The panel also brought up the one definite instance of the title question that I'd raised on TSR out of curiosity: I never call myself "Master Tanos" but almost all of the masters at the conference use master as a title. Since I just gave my name as "Tanos" on the bio I wrote for the programme, the conference programme ended up with a mixture of "Tanos" and "Master Tanos". So when Master Alex Keppeler introduced me, he was presented with plain "Tanos" on the copy he was working from and by a strange coincidence plumped for "Mr Tanos" first, which is what I would have used if I'd had to (think "Mr Darcy" ;) ), and then said "Master Tanos" as if correcting himself. In future, I'd probably go for "Mr" to save any confusion or awkwardness on other people's behalf.

Saturday evening was another on-stage affair, with some more speeches and the Northeast Master/slave Contest, which is for Master-slave pairs and judged on the basis of presentations, how the pair interacts during the rest of the conference, and short speeches on the night of the contest. There are four other regional M/s contests and then a national one, called the International M/s Contest, in Dallas at Southplains Leather Fest in February. Each of these contests is attached to a leather convention which is required to have at least a track of M/s sessions, which helps maintain a network of M/s conventions in the US, and therefore a pool of speakers. (TSR has a list of M/s events including these conventions.)

Again, outside of some contests for gay men based at bars and clubs, we don't really have anything similar for BDSM or D/s in the UK, and we did feel like observers rather than participants, both to the contest and the outgoing winners' speeches, because we didn't know the local personalities and because, um, we're not used to Southern Baptist style rallying speeches with audience participation ;)

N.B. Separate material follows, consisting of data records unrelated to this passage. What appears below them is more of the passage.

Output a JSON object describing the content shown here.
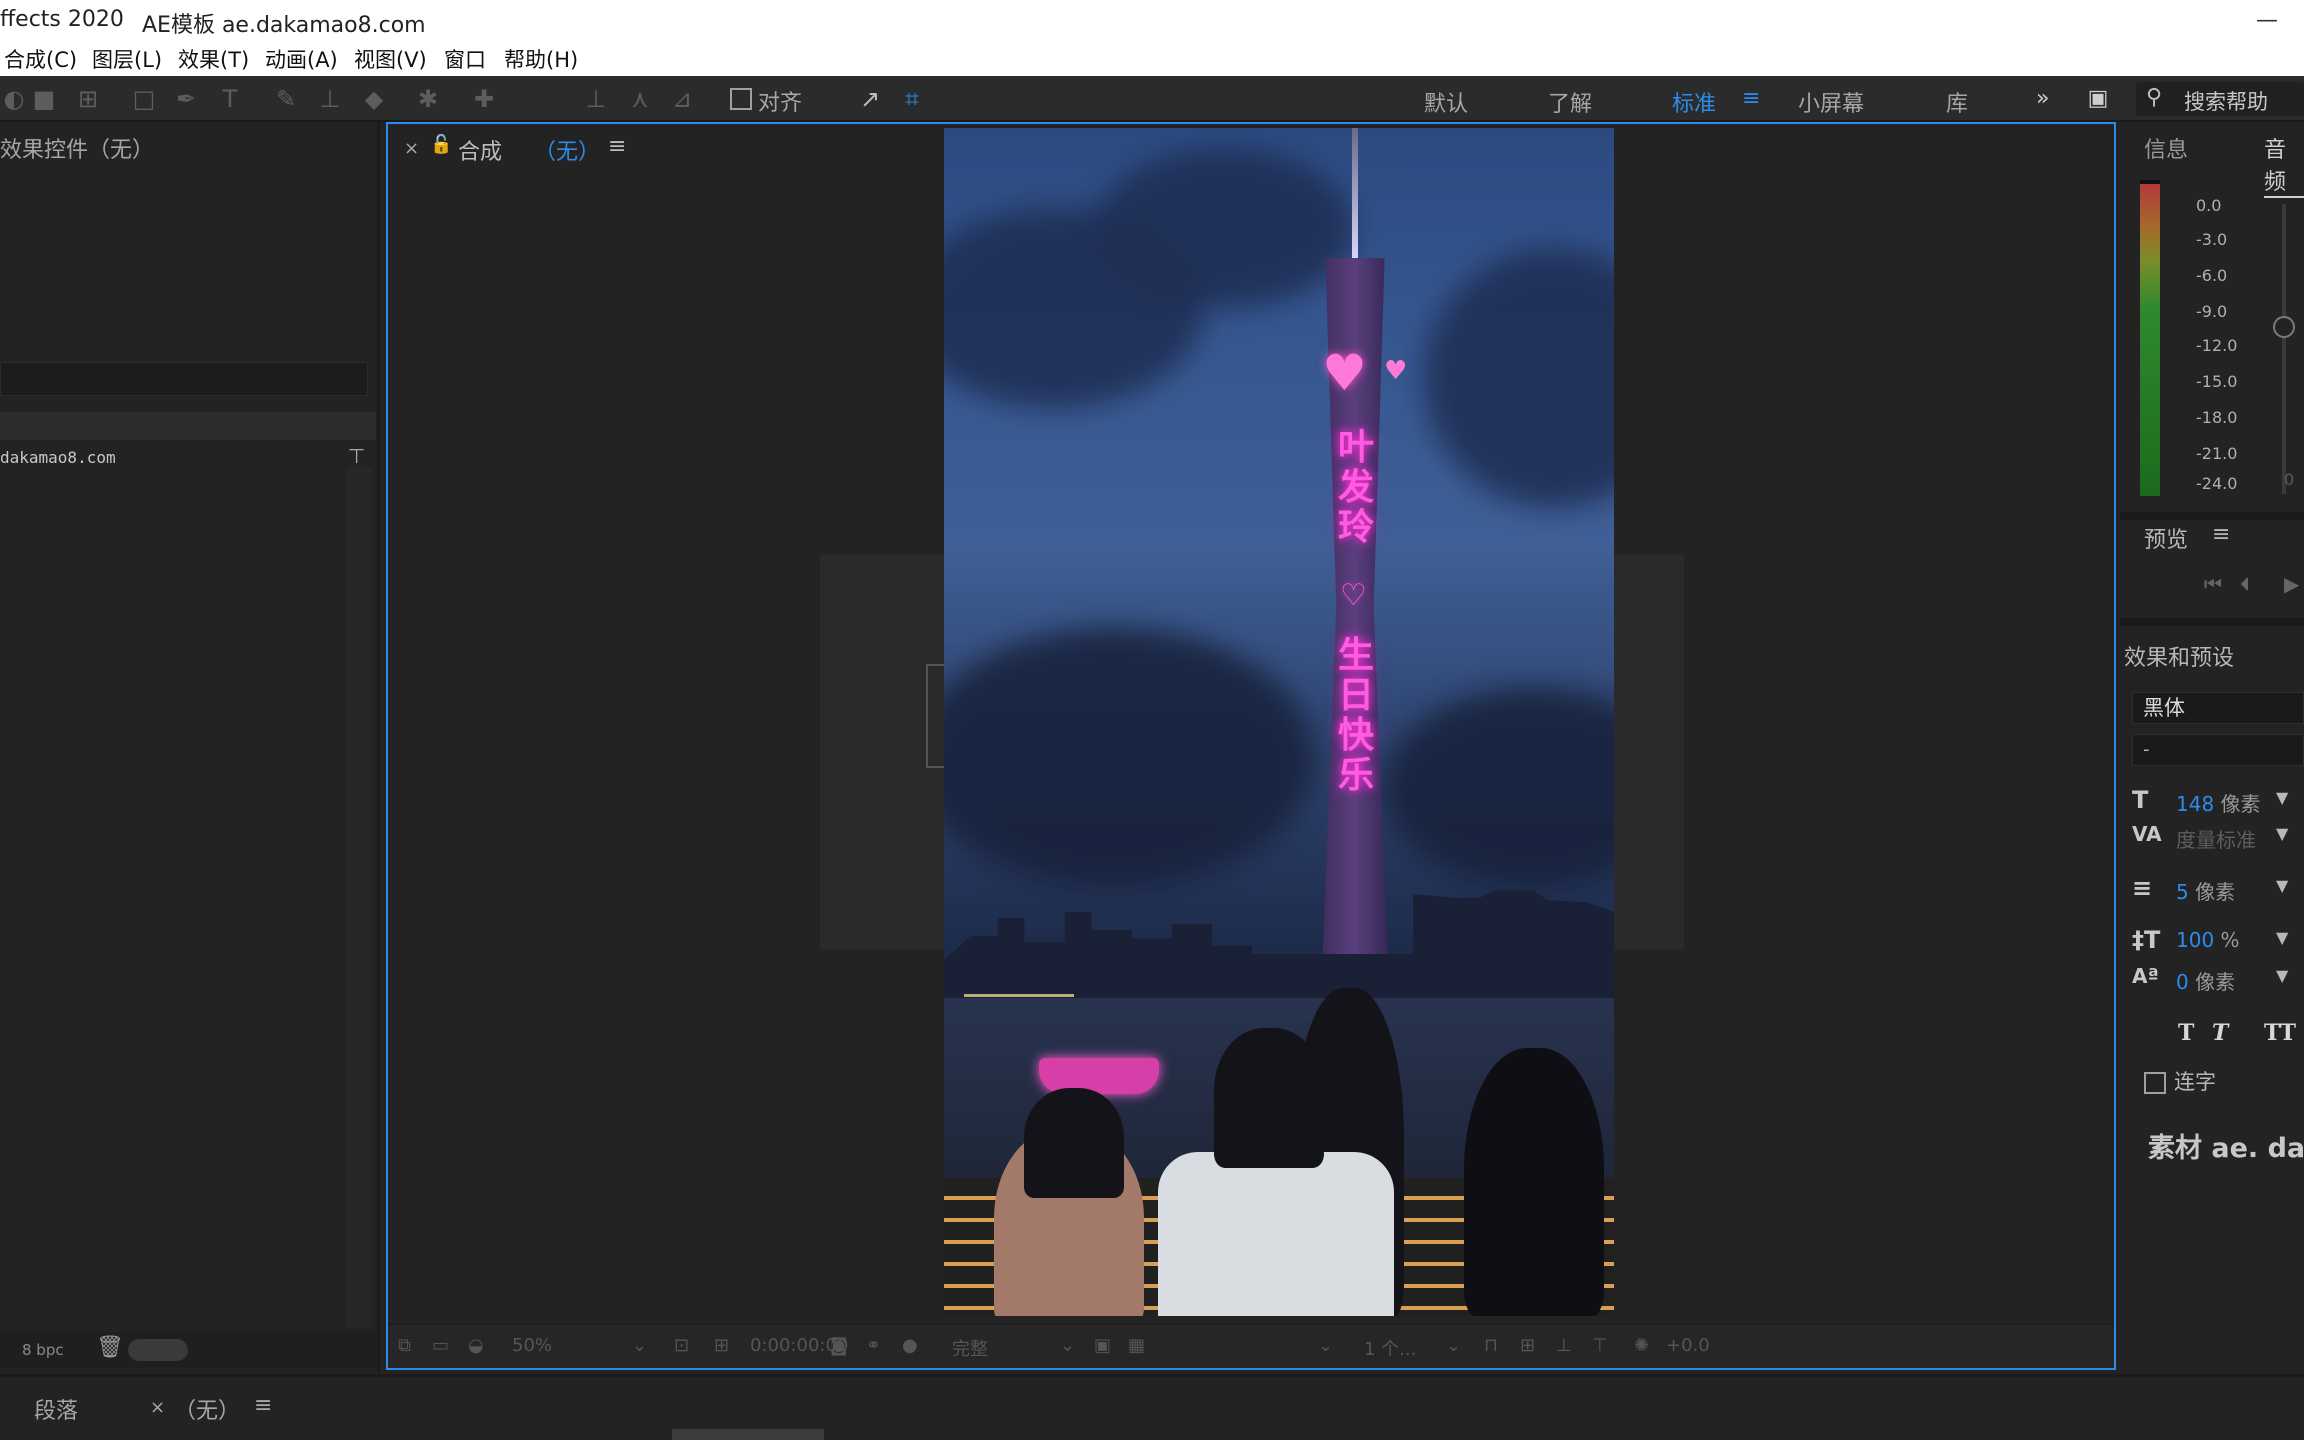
{
  "titlebar": {
    "app_title": "ffects 2020",
    "doc_title": "AE模板 ae.dakamao8.com",
    "minimize": "—"
  },
  "menubar": {
    "items": [
      "合成(C)",
      "图层(L)",
      "效果(T)",
      "动画(A)",
      "视图(V)",
      "窗口",
      "帮助(H)"
    ]
  },
  "toolbar": {
    "align_label": "对齐",
    "workspaces": [
      "默认",
      "了解",
      "标准",
      "小屏幕",
      "库"
    ],
    "active_workspace": "标准",
    "workspace_menu_icon": "≡",
    "overflow": "»",
    "search_placeholder": "搜索帮助"
  },
  "left_panel": {
    "title": "效果控件（无）",
    "project_item": "dakamao8.com",
    "footer_bpc": "8 bpc"
  },
  "comp_panel": {
    "tab_close": "×",
    "tab_name": "合成",
    "tab_sub": "（无）",
    "tab_menu": "≡",
    "neon_text_1": [
      "叶",
      "发",
      "玲"
    ],
    "neon_text_2": [
      "生",
      "日",
      "快",
      "乐"
    ],
    "footer": {
      "zoom": "50%",
      "timecode": "0:00:00:00",
      "quality": "完整",
      "view": "1 个...",
      "exposure": "+0.0"
    }
  },
  "right_panel": {
    "tabs": [
      "信息",
      "音频"
    ],
    "audio_levels": [
      "0.0",
      "-3.0",
      "-6.0",
      "-9.0",
      "-12.0",
      "-15.0",
      "-18.0",
      "-21.0",
      "-24.0"
    ],
    "audio_zero": "0",
    "preview_title": "预览",
    "effects_title": "效果和预设",
    "font_family": "黑体",
    "font_style": "-",
    "font_size": {
      "value": "148",
      "unit": "像素"
    },
    "kerning": {
      "value": "度量标准"
    },
    "stroke": {
      "value": "5",
      "unit": "像素"
    },
    "vertical_scale": {
      "value": "100",
      "unit": "%"
    },
    "baseline": {
      "value": "0",
      "unit": "像素"
    },
    "text_styles": [
      "T",
      "T",
      "TT"
    ],
    "ligature_label": "连字",
    "watermark": "素材 ae. dak"
  },
  "bottom_bar": {
    "tab_paragraph": "段落",
    "close": "×",
    "tab_none": "（无）",
    "menu": "≡"
  },
  "colors": {
    "accent": "#2d8ceb",
    "panel_bg": "#232323",
    "neon": "#ff5ce0"
  }
}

On Sunday, I went to the "Ask the slaves" panel; Master Bert and slave nadine's "Growing and celebrating our M/s relationships" round-table discussion; and finally Master Jack McG's "Roles of selfishness, leadership, command presence and management skills in the making of a Master". I think the last one was one of the best of the whole conference, because he laid out his structure very clearly, defining exactly what he meant as he went along, and it's certainly got me curious about junior officer manuals as another source of ideas.

In amongst the market stalls, the conference also had the Leather Library of Vi Johnson ("Mama Vi"), which is part of her personal archive of books, magazines, flyers and badges dating back to the 1970s, and other items from further back which she has subsequently acquired. After the obligatory hug (which managed to fit in popi AKA "pretty lady" ;) ), I had a brief conversation with her about my own collection of UK BDSM flyers which is patchy some years but goes back to 1998ish, and then a look at some original London Life magazines from the 1920s.

The conference finished on Sunday, with a lot of people drifting off slowly, and finding it hard to tear themselves away from the atmosphere. It really is hard to put into words what it's like to be with 300 other M/s people for a weekend, but I'm certainly glad we went.

Afterwards we did some vanilla sightseeing, including a cruise down the Potomac to George Washington's estate at Mount Vernon, and it brought home just how pioneer an environment the US was even in the late 18th century, with so many things still needing to be imported from the Old World. It also underlined how close to home the issue of historical slavery is, and the particularly nasty plantation variety at that. Whereas Europeans have the luxury of choosing which historical models to pick elements from, including the domestic varieties that I'm always writing about, Americans have one particular type very much threaded through their national history.

Over the next couple of weeks I'm planning to write some more blogs inspired by topics brought up at the conference, but at least I've now given an overview of what we managed to fit in.